As Michigan legislators debate whether to close the teacher pension fund, a new report on the state’s other major employee pension system — the state employee fund — warns about the need to close the system.

Even though policymakers closed the state employee retirement system to new hires in 1997, thousands of employees still participate in the defined-benefit system and tens of thousands receive benefits. The state has only 61 cents saved for every dollar of benefits earned by members and retirees.

This $4.1 billion gap would likely have been much higher had the state not closed its system. A 2011 study showed that taxpayers have saved between $2.3 and $4.3 billion in these unfunded liabilities.

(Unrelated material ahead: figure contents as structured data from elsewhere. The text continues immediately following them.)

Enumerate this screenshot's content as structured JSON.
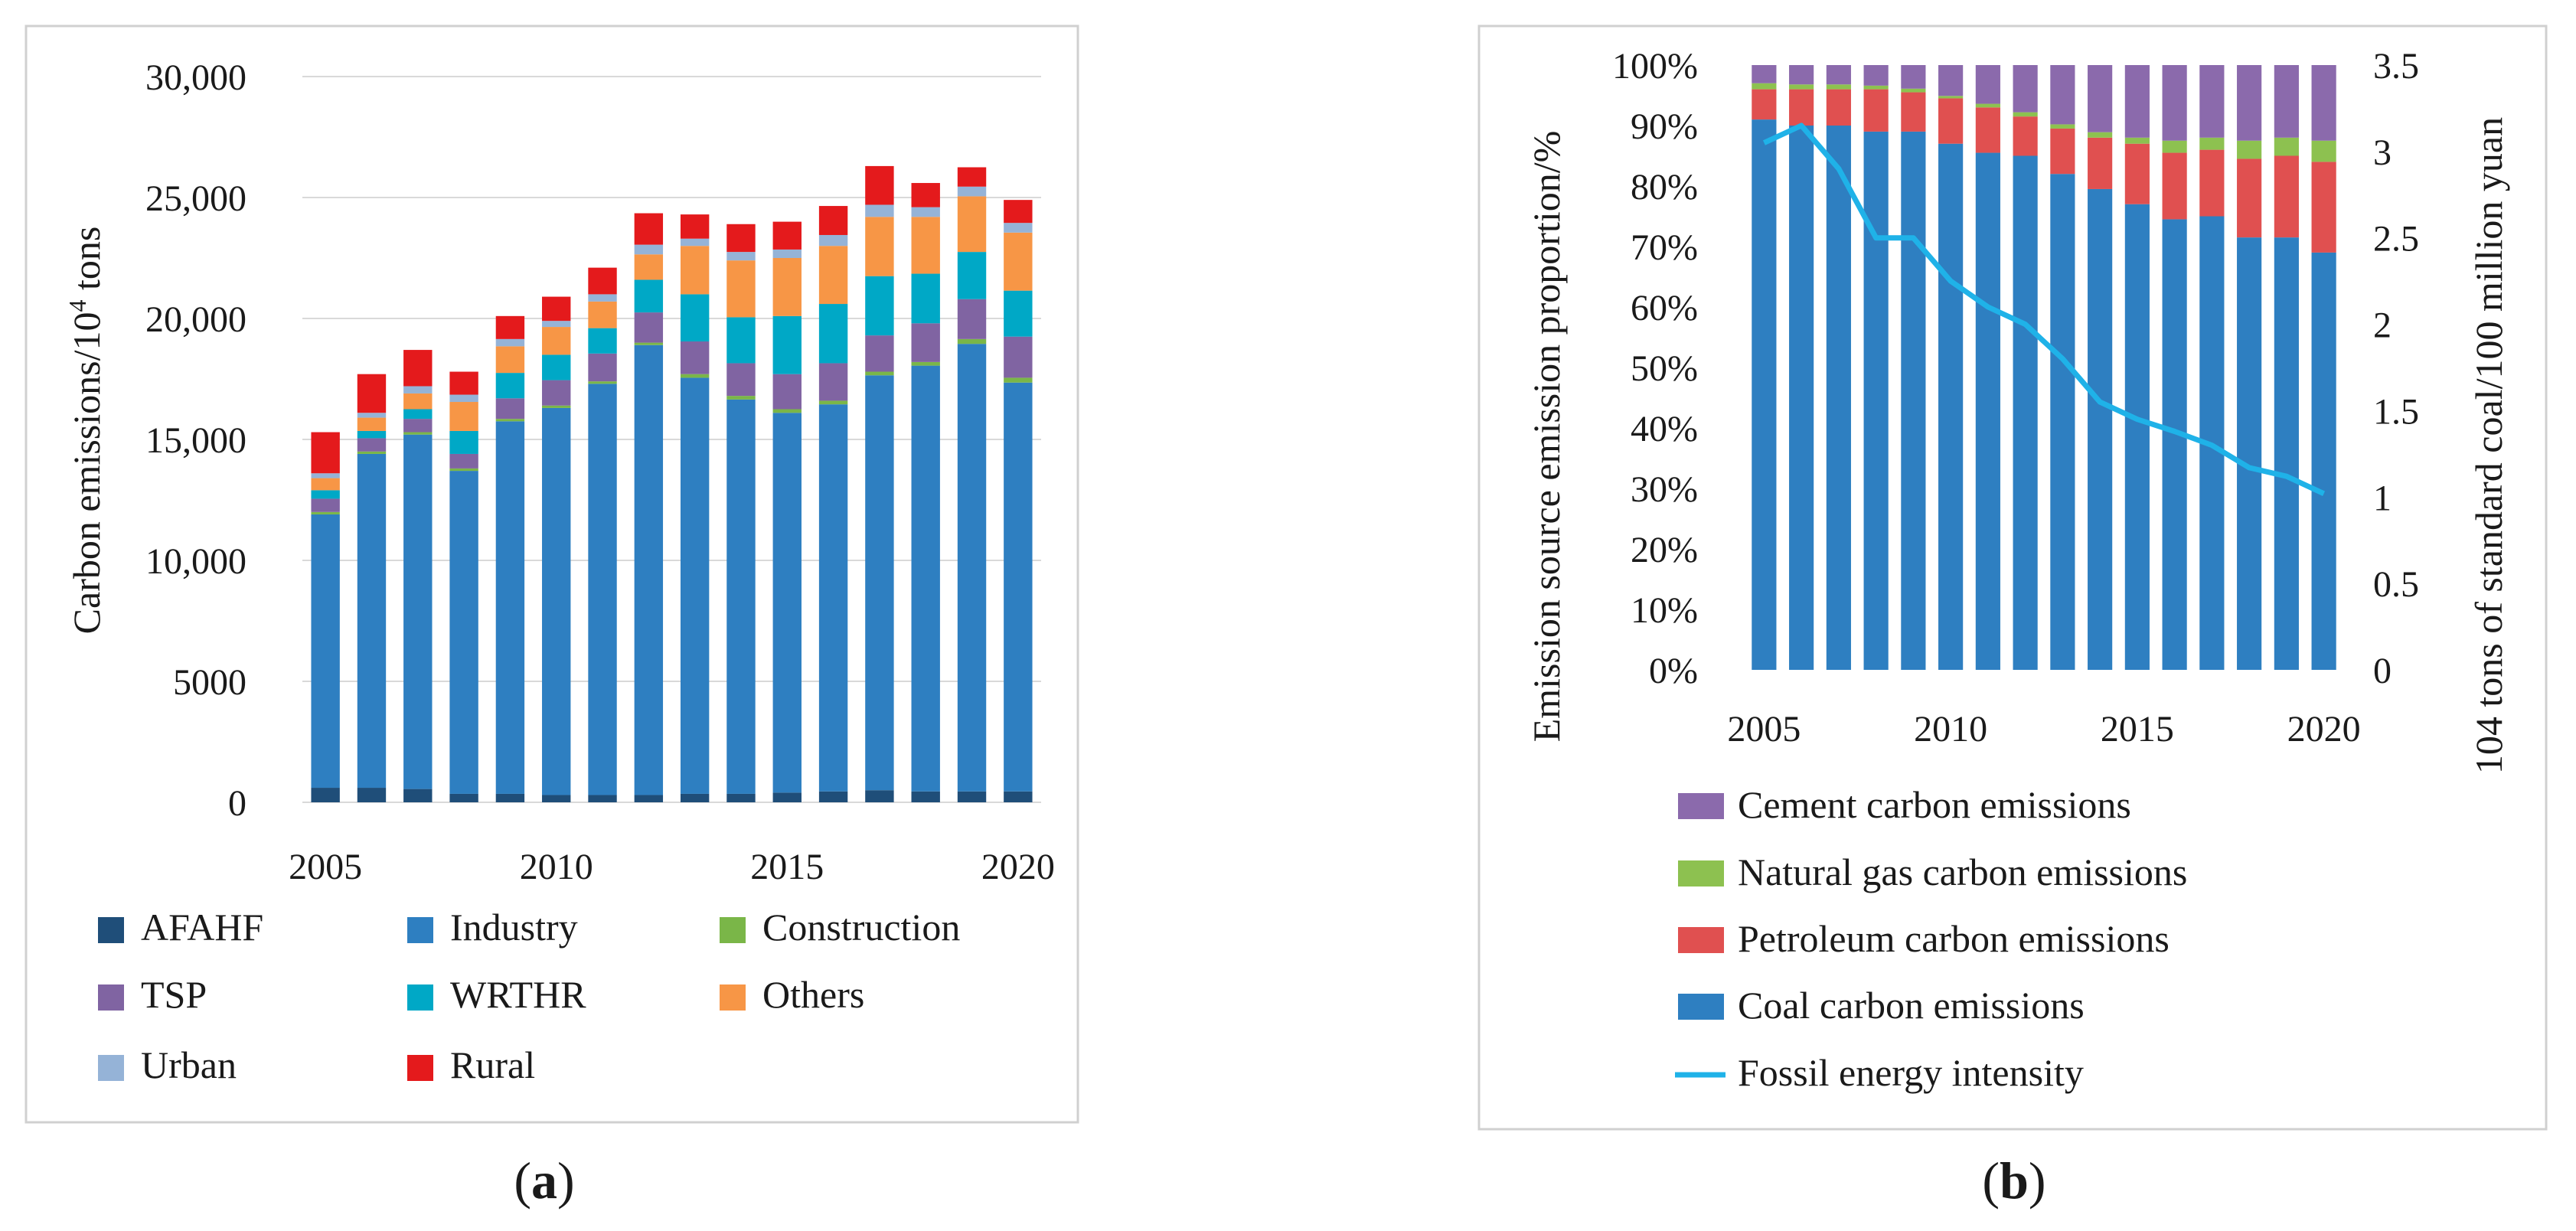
{
  "chart_data": [
    {
      "type": "bar",
      "stacked": true,
      "panel_label": "(a)",
      "panel_letter": "a",
      "ylabel": "Carbon emissions/10",
      "ylabel_sup": "4",
      "ylabel_suffix": " tons",
      "ylim": [
        0,
        30000
      ],
      "yticks": [
        "0",
        "5000",
        "10,000",
        "15,000",
        "20,000",
        "25,000",
        "30,000"
      ],
      "xticks": [
        "2005",
        "2010",
        "2015",
        "2020"
      ],
      "grid": true,
      "legend_position": "bottom",
      "categories": [
        "2005",
        "2006",
        "2007",
        "2008",
        "2009",
        "2010",
        "2011",
        "2012",
        "2013",
        "2014",
        "2015",
        "2016",
        "2017",
        "2018",
        "2019",
        "2020"
      ],
      "series": [
        {
          "name": "AFAHF",
          "color": "#1f4e79",
          "values": [
            600,
            600,
            550,
            350,
            350,
            300,
            300,
            300,
            350,
            350,
            400,
            450,
            500,
            450,
            450,
            450
          ]
        },
        {
          "name": "Industry",
          "color": "#2e7fc1",
          "values": [
            11300,
            13800,
            14650,
            13350,
            15400,
            16000,
            17000,
            18600,
            17200,
            16300,
            15700,
            16000,
            17150,
            17600,
            18500,
            16900
          ]
        },
        {
          "name": "Construction",
          "color": "#7ab648",
          "values": [
            100,
            100,
            100,
            100,
            100,
            100,
            100,
            100,
            150,
            150,
            150,
            150,
            150,
            150,
            200,
            200
          ]
        },
        {
          "name": "TSP",
          "color": "#8064a2",
          "values": [
            550,
            550,
            550,
            600,
            850,
            1050,
            1150,
            1250,
            1350,
            1350,
            1450,
            1550,
            1500,
            1600,
            1650,
            1700
          ]
        },
        {
          "name": "WRTHR",
          "color": "#00a8c6",
          "values": [
            350,
            300,
            400,
            950,
            1050,
            1050,
            1050,
            1350,
            1950,
            1900,
            2400,
            2450,
            2450,
            2050,
            1950,
            1900
          ]
        },
        {
          "name": "Others",
          "color": "#f79646",
          "values": [
            500,
            550,
            650,
            1200,
            1100,
            1150,
            1100,
            1050,
            2000,
            2350,
            2400,
            2400,
            2450,
            2350,
            2300,
            2400
          ]
        },
        {
          "name": "Urban",
          "color": "#95b3d7",
          "values": [
            200,
            200,
            300,
            300,
            300,
            250,
            300,
            400,
            300,
            350,
            350,
            450,
            500,
            400,
            400,
            400
          ]
        },
        {
          "name": "Rural",
          "color": "#e41a1c",
          "values": [
            1700,
            1600,
            1500,
            950,
            950,
            1000,
            1100,
            1300,
            1000,
            1150,
            1150,
            1200,
            1600,
            1000,
            800,
            950
          ]
        }
      ]
    },
    {
      "type": "bar",
      "stacked": true,
      "panel_label": "(b)",
      "panel_letter": "b",
      "ylabel": "Emission source emission proportion/%",
      "y2label": "104 tons of standard coal/100 million yuan",
      "ylim": [
        0,
        100
      ],
      "y2lim": [
        0,
        3.5
      ],
      "yticks": [
        "0%",
        "10%",
        "20%",
        "30%",
        "40%",
        "50%",
        "60%",
        "70%",
        "80%",
        "90%",
        "100%"
      ],
      "y2ticks": [
        "0",
        "0.5",
        "1",
        "1.5",
        "2",
        "2.5",
        "3",
        "3.5"
      ],
      "xticks": [
        "2005",
        "2010",
        "2015",
        "2020"
      ],
      "legend_position": "bottom",
      "categories": [
        "2005",
        "2006",
        "2007",
        "2008",
        "2009",
        "2010",
        "2011",
        "2012",
        "2013",
        "2014",
        "2015",
        "2016",
        "2017",
        "2018",
        "2019",
        "2020"
      ],
      "series": [
        {
          "name": "Coal carbon emissions",
          "color": "#2e7fc1",
          "values": [
            91,
            90,
            90,
            89,
            89,
            87,
            85.5,
            85,
            82,
            79.5,
            77,
            74.5,
            75,
            71.5,
            71.5,
            69
          ]
        },
        {
          "name": "Petroleum carbon emissions",
          "color": "#e05050",
          "values": [
            5,
            6,
            6,
            7,
            6.5,
            7.5,
            7.5,
            6.5,
            7.5,
            8.5,
            10,
            11,
            11,
            13,
            13.5,
            15
          ]
        },
        {
          "name": "Natural gas carbon emissions",
          "color": "#8dc150",
          "values": [
            1,
            0.8,
            0.8,
            0.6,
            0.6,
            0.4,
            0.6,
            0.7,
            0.7,
            0.9,
            1,
            2,
            2,
            3,
            3,
            3.5
          ]
        },
        {
          "name": "Cement carbon emissions",
          "color": "#8b6aac",
          "values": [
            3,
            3.2,
            3.2,
            3.4,
            3.9,
            5.1,
            6.4,
            7.8,
            9.8,
            11.1,
            12,
            12.5,
            12,
            12.5,
            12,
            12.5
          ]
        }
      ],
      "line_series": {
        "name": "Fossil energy intensity",
        "color": "#1fb2e8",
        "axis": "right",
        "values": [
          3.05,
          3.15,
          2.9,
          2.5,
          2.5,
          2.25,
          2.1,
          2.0,
          1.8,
          1.55,
          1.45,
          1.38,
          1.3,
          1.17,
          1.12,
          1.02
        ]
      },
      "legend_order": [
        "Cement carbon emissions",
        "Natural gas carbon emissions",
        "Petroleum carbon emissions",
        "Coal carbon emissions",
        "Fossil energy intensity"
      ]
    }
  ]
}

The unfunded liability is the difference between the actuarial value of assets and that of liabilities. Though the plan is closed, the state is still adding long-term liabilities, meaning that the pensions being earned by current workers are larger than the amounts being retired. Liabilities grew by $737 million, from $14.9 billion in 2010 to $15.6 billion in 2011.

The actuarial value of the investments used to pay for this growing obligation fell by $560 million, from $10.8 billion to $10.2 billion.

Running a pension fund is a risky financial commitment. Even after choosing to wind down participation in the program, problems can develop decades after the decision. But the major underfunding problems developing in these pension funds are all the more reason to close them to new members.